2) An alternative for entrepreneurs – The reasons for taking out secured loans can overlap with less attainable forms of lending such as business loans. Budding entrepreneurs may wish to explore secured loans as an alternative to the more traditional business loan. Finding the best rate loan for a start-up project is certainly not as simple as heading to the bank. When the potential value of the loan is taken into account as in point 1, the scope for using a secured loan for business is surprisingly broad.
3) Holding on to an interest only deal – In many cases, borrowers living on an interest only mortgage face serious barriers to further borrowing.
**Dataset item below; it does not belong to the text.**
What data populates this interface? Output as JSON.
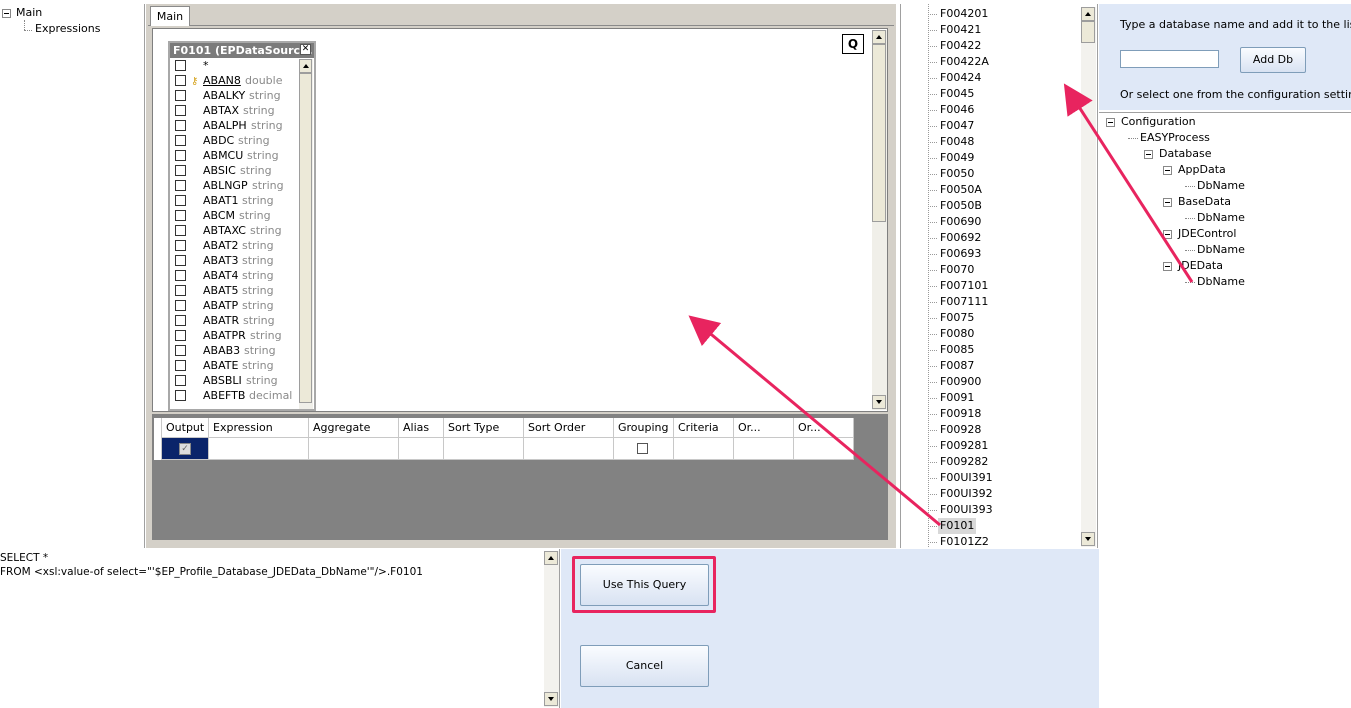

Many mortgage providers will require their clients to convert interest only mortgages to repayments if they wish to take on further borrowing. Taking a side step and getting a secured loan will preserve this preferred repayment type whilst at the same time saving money – they tend to work out as the cheaper option.
4) Flexibility of credit status – A secured loan is a more individual product. As such, they can often take broader factors into account when considering borrower eligibility. Minor and occasional unsecured credit slips can often be ignored if they appear to be obviously non-relevant to the loan being sought.
5) Avoid sacrificing a good mortgage deal – If clients are enjoying a particularly low standard variable rate for example, or are on a lifetime tracker just 1% above base, then a re-mortgage will mean sacrificing this in favour of a new product rate which is guaranteed to be less favourable. The solution offered by secured loans is simply to leave the existing deal in place and combine it with a separate loan at a rate which is also likely to be preferential to the re-mortgage product rate.
With secured lending now under the remit of the FCA, advisers are obliged by the regulator to consider all the options and provide their clients with the most suitable product for that borrower’s individual needs. Those who were previously less familiar with secured lending will need to ensure that going forwards, they understand when a second charge loan is the best course of action.